Alcanta brigand lost his prisoners and his ransom money through being

outwitted. But did you think that was the end? If so you failed to

appreciate us.

"Look you, my dear, we could have done without the money, for our family

has been robbing and accumulating for ages, with little need to expend

much from year to year. It is all in the Bank of Italy, too, and drawing

the interest, for my father is a wise man of business. That four hundred

thousand lira was to have been our last ransom, and after we had fairly

earned it you tricked us and did not pay.

"So my father and I determined to get even with you, as much through

revenge as cupidity. We were obliged to desert the valley at once,

because we were getting so rich that the government officials became

uneasy and warned us to go or be arrested. So we consulted together and

decided upon our little plot, which was so simple that it has worked

perfectly. We came to you with our sad story, and you thought we had

reformed, and kindly adopted me as one of your party. It was so easy

that I almost laughed in your foolish faces. But I didn't, for I can

act. I played the child very nicely, I think, and you quite forgot I was

a brigand's daughter, with the wild, free blood of many brave outlaws

coursing in my veins. Ah, I am more proud of that than of my acting.
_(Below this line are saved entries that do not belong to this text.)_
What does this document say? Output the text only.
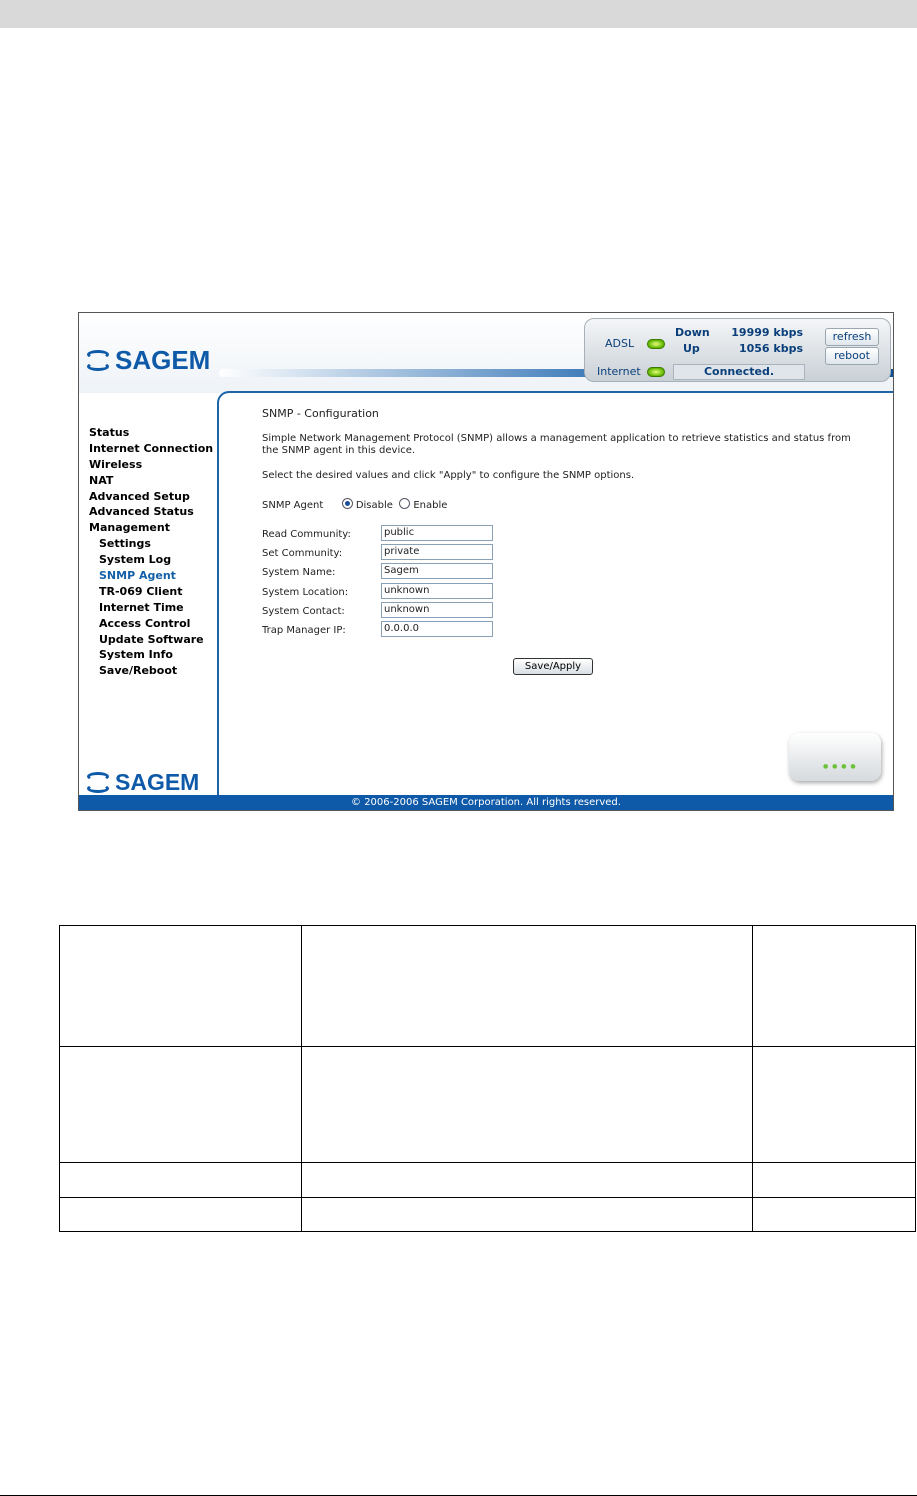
SAGEM
ADSL
Internet
Down 19999 kbps
Up	1056 kbps
Connected.
refresh
reboot
Status
Internet Connection
Wireless
NAT
Advanced Setup
Advanced Status
Management
Settings
System Log
SNMP Agent
TR-069 Client
Internet Time
Access Control
Update Software
System Info
Save/Reboot
SAGEM
SNMP - Configuration
Simple Network Management Protocol (SNMP) allows a management application to retrieve statistics and status from
the SNMP agent in this device.
Select the desired values and click "Apply" to configure the SNMP options.
SNMP Agent	Disable Enable
Read Community:	public
Set Community:	private
System Name:	Sagem
System Location:	unknown
System Contact:	unknown
Trap Manager IP:	0.0.0.0
Save/Apply
● ● ● ●
© 2006-2006 SAGEM Corporation. All rights reserved.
"Innocent as I seemed, I watched you all carefully, and knew from

almost the first hour where the money had been put. I stole the key to

Uncle John's trunk on the train, while we were going from Taormina to

Syracuse; but I did not take the money from it because I had no better

place to keep it, and the only danger was that he would force the lock

some day. But Ferralti's money--I call him Ferralti because it is a

prettier name than Weldon--bothered me for a long time. At the first he

would not let that little satchel out of his sight, and when he finally

did he had removed the money to some other place.